The European butterfly fauna has several attributes that make it a good test bed: it includes more than 500 species that are a flagship for nature conservation and they have an exceptionally well-established taxonomy compared with other invertebrates. In this study, we barcode nearly all of the butterfly species known from Romania, an area well-suited for analysis because samples can be obtained from varied habitats, altitudes and climatic influences, reflecting the fact that Romania is the only state in the European Union where five eco-regions are present (Pannonian, Continental, Alpine, Stepic and Pontic). Therefore, we had at our disposal a dataset originating from a well-defined region representative for the butterfly fauna of temperate areas and consisting of an unbiased sample composition based on uniform collecting throughout the country's territory. The careful comparison with morphological traits (using linear and/or geometric morphometry when necessary) often employed in species identification allowed an objective assessment of identification results obtained through different methods and to the conclusion that DNA barcoding is a valuable approach for the identification of temperate Rhopalocera.
2. Material and methods
Methods are described in a more detailed manner (fully referenced) in the electronic supplementary material, annex 1.
(a) Sampling and collection data
We obtained 1387 COI sequences for 180 butterfly species representing 99 per cent of the species with a confirmed occurrence in Romania within the last 30 years, including two new species for the country [35,36]. These samples were collected from 135 localities across the country from April 2006 to June 2009 (see the electronic supplementary material, annex 1). The bodies were stored in tubes with 100 or 96 per cent ethanol, while the wings were detached from the body and kept in glassine envelopes as vouchers.
(b) Morphology examination
A dedicated effort was made to ensure the correct morphology-based identification of each specimen. Besides careful examination of wing morphology, genitalic preparations were made for more than 400 specimens where external features were considered insufficient for certain identification. For taxa with particularly similar genitalic structures, we employed linear and/or geometric morphometry. Linear morphometric analyses employed digital photographs obtained through a stereomicroscope and measured with the software AxioVision. For geometric morphometry, a combination of landmarks and sliding semi-landmarks was applied using the tps (thin plate spline) software package.
(c) COI amplification
A glass fibre protocol was employed to extract DNA from a single or half leg of each specimen (depending on size). A 658 bp fragment of cytochrome c oxidase subunit I (COI) was targeted for amplification following standard procedures for Lepidoptera.
(d) Sequence analysis
Sequences were edited and assembled using either Sequencher 4.5 (Genecodes Corporation, Ann Arbor, MI) or CodonCode Aligner 3.0. Sequence alignment was done in MEGA 4 software. Genetic distances were calculated in MEGA 4 under the Kimura 2-parameter model of base substitution. MEGA 4 was also used to produce the neighbour-joining tree and to perform bootstrap analysis (100 replicates). Sequences, specimen photographs and associated data are available at the Barcode of Life Data Systems web site (www.barcodinglife.org). Sequences are also available at GenBank (accession numbers HQ003941 to HQ005268).

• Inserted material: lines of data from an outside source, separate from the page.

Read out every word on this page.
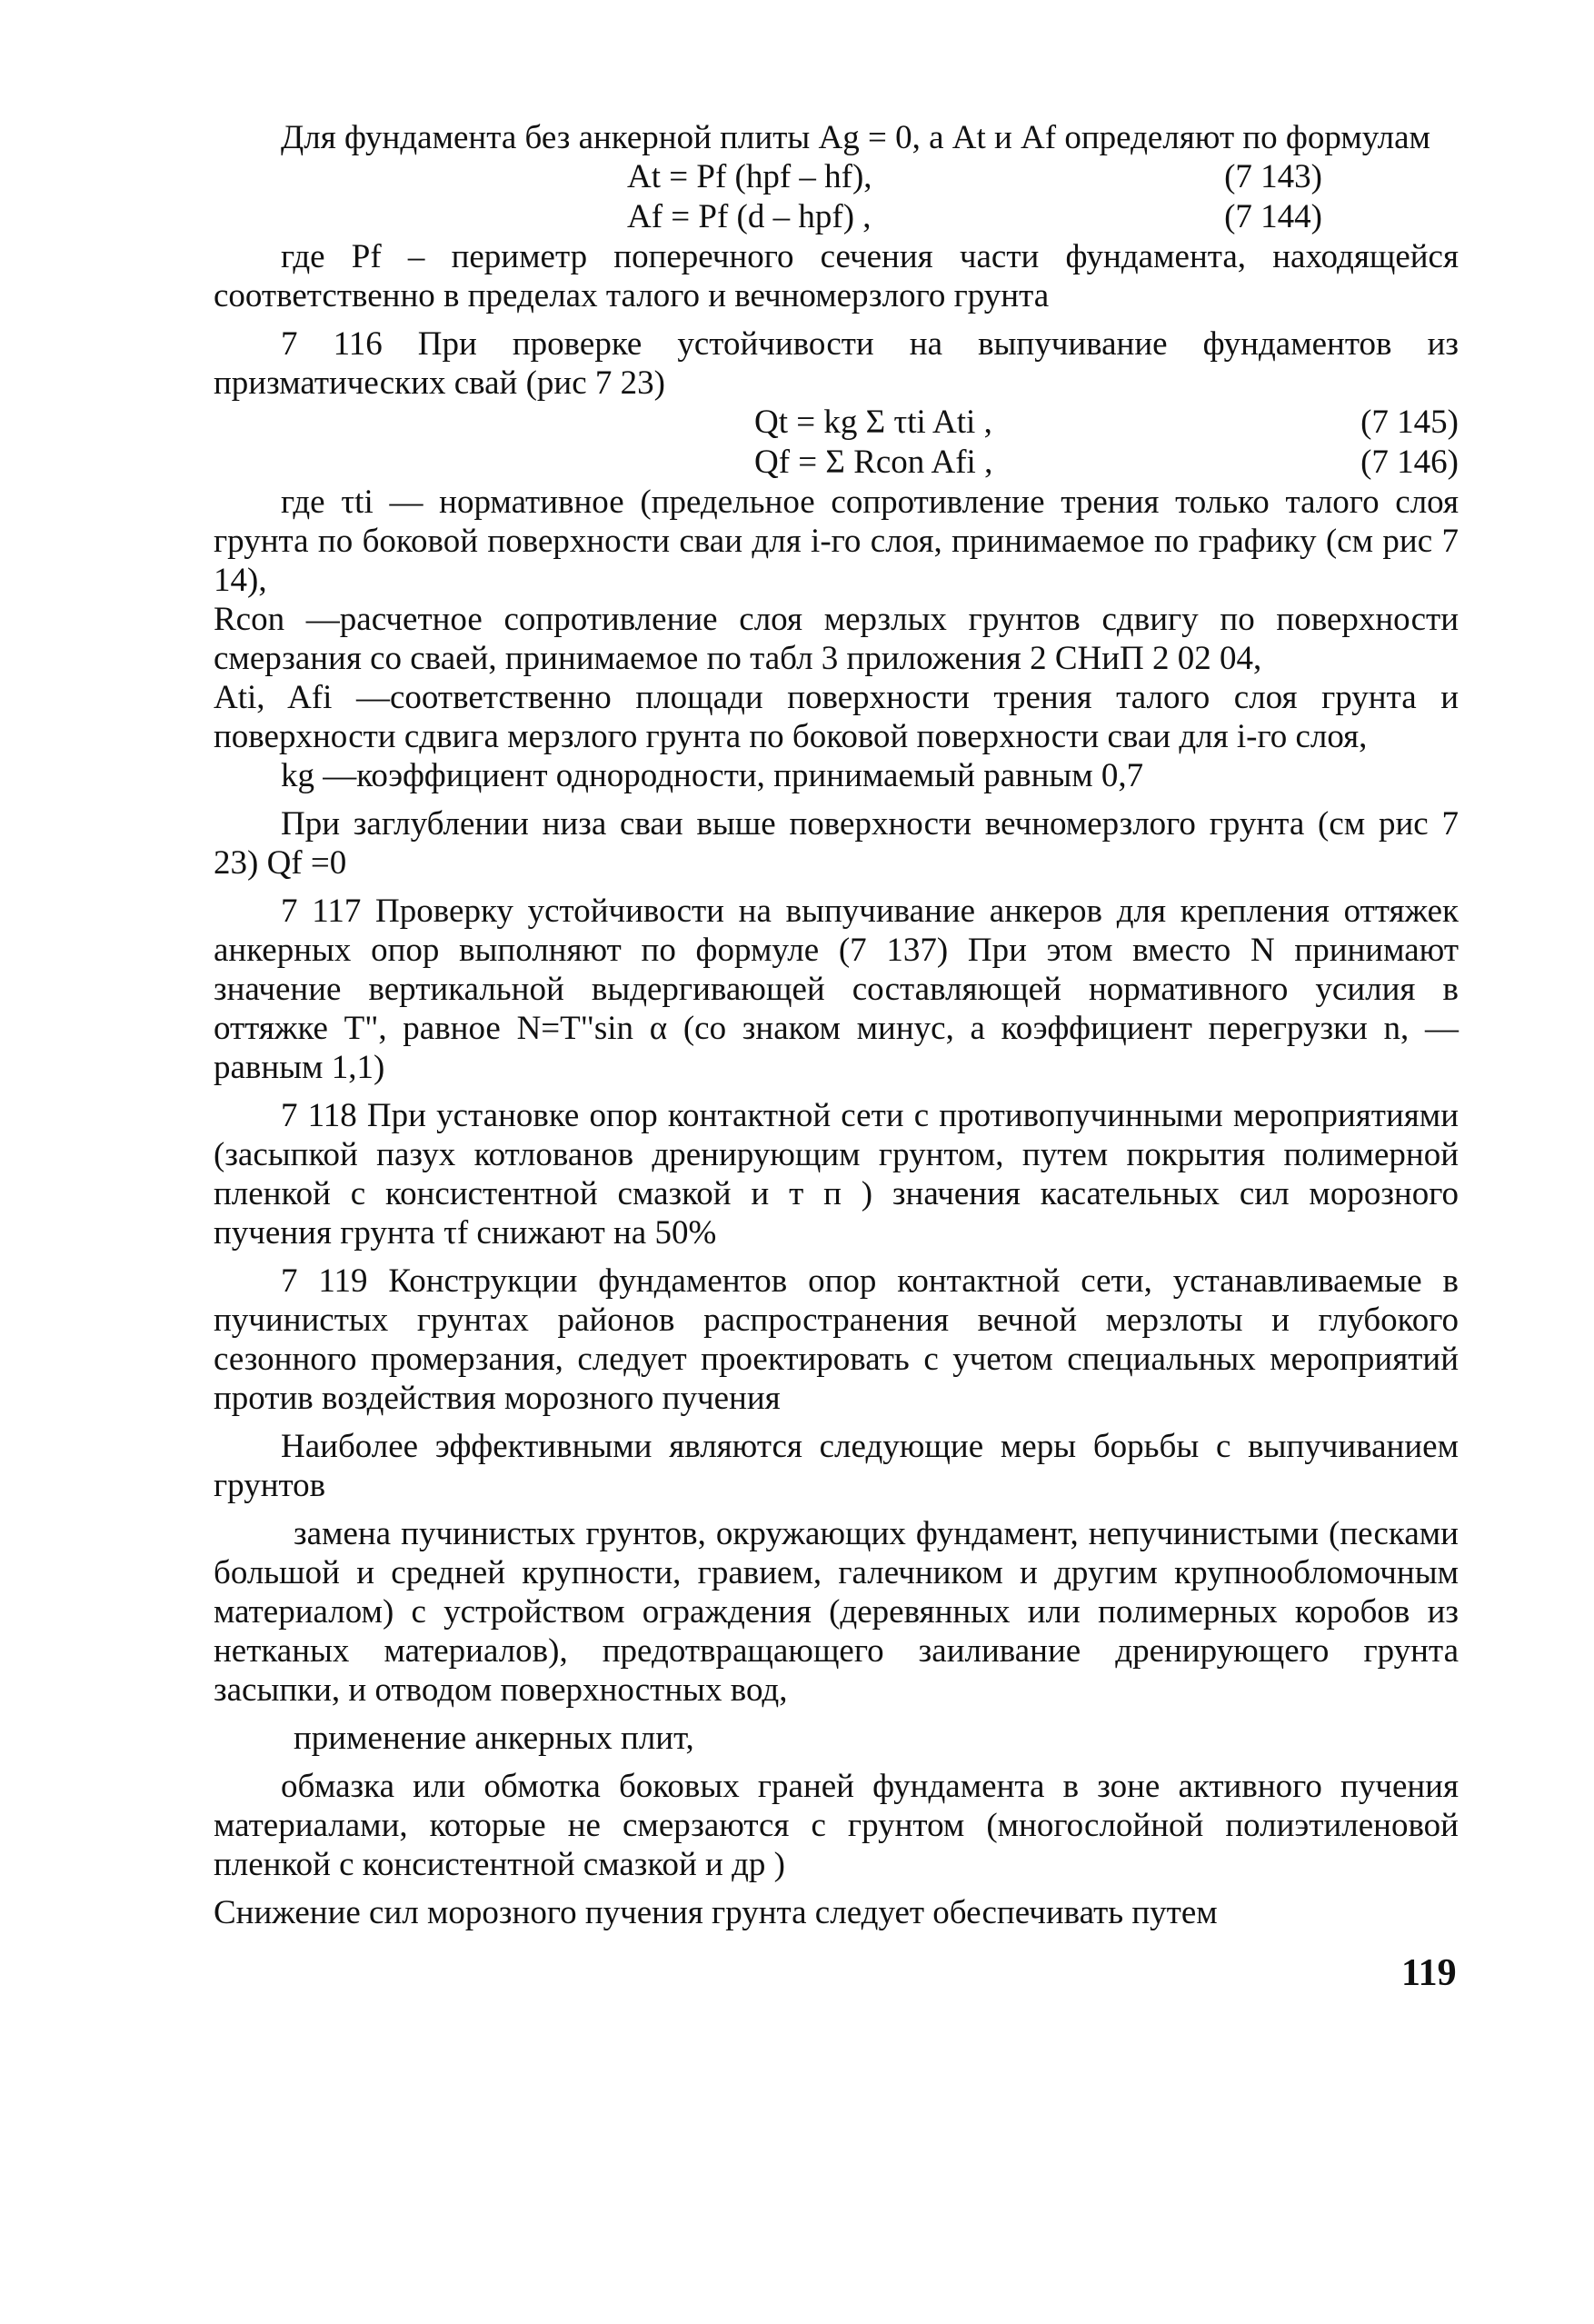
Для фундамента без анкерной плиты Ag = 0, а At и Af определяют по формулам

At = Pf (hpf – hf),	(7 143)
Af = Pf (d – hpf) ,	(7 144)

где Pf – периметр поперечного сечения части фундамента, находящейся соответственно в пределах талого и вечномерзлого грунта

7 116 При проверке устойчивости на выпучивание фундаментов из призматических свай (рис 7 23)

Qt = kg Σ τti Ati ,	(7 145)
Qf = Σ Rcon Afi ,	(7 146)

где τti — нормативное (предельное сопротивление трения только талого слоя грунта по боковой поверхности сваи для i-го слоя, принимаемое по графику (см рис 7 14),

Rcon —расчетное сопротивление слоя мерзлых грунтов сдвигу по поверхности смерзания со сваей, принимаемое по табл 3 приложения 2 СНиП 2 02 04,

Ati, Afi —соответственно площади поверхности трения талого слоя грунта и поверхности сдвига мерзлого грунта по боковой поверхности сваи для i-го слоя,

kg —коэффициент однородности, принимаемый равным 0,7

При заглублении низа сваи выше поверхности вечномерзлого грунта (см рис 7 23) Qf =0

7 117 Проверку устойчивости на выпучивание анкеров для крепления оттяжек анкерных опор выполняют по формуле (7 137) При этом вместо N принимают значение вертикальной выдергивающей составляющей нормативного усилия в оттяжке T", равное N=T"sin α (со знаком минус, а коэффициент перегрузки n, —равным 1,1)

7 118 При установке опор контактной сети с противопучинными мероприятиями (засыпкой пазух котлованов дренирующим грунтом, путем покрытия полимерной пленкой с консистентной смазкой и т п ) значения касательных сил морозного пучения грунта τf снижают на 50%

7 119 Конструкции фундаментов опор контактной сети, устанавливаемые в пучинистых грунтах районов распространения вечной мерзлоты и глубокого сезонного промерзания, следует проектировать с учетом специальных мероприятий против воздействия морозного пучения

Наиболее эффективными являются следующие меры борьбы с выпучиванием грунтов

замена пучинистых грунтов, окружающих фундамент, непучинистыми (песками большой и средней крупности, гравием, галечником и другим крупнообломочным материалом) с устройством ограждения (деревянных или полимерных коробов из нетканых материалов), предотвращающего заиливание дренирующего грунта засыпки, и отводом поверхностных вод,

применение анкерных плит,

обмазка или обмотка боковых граней фундамента в зоне активного пучения материалами, которые не смерзаются с грунтом (многослойной полиэтиленовой пленкой с консистентной смазкой и др )

Снижение сил морозного пучения грунта следует обеспечивать путем

119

(a) Identification success based on DNA barcodes
Our dataset consisted of 1387 samples representing 180 species, belonging to six families (Hesperiidae, Papilionidae, Pieridae, Lycaenidae, Riodinidae and Nymphalidae).
On average, 7.7 specimens were analysed per species. Only five species (2.8%) (Allancastria cerisyi, Polyommatus amandus, Nymphalis l-album, Limenitis reducta and Hipparchia volgensis) were represented by one specimen and most (81.7%) had five or more records. Genetic distance to the nearest-neighbouring taxon varied from 0 to 11.1%, with an average of 4.7 per cent. Fifteen species pairs (16.7%) displayed overlap between their maximum intraspecific variation and the minimum interspecific divergence to another taxon (figure 1a).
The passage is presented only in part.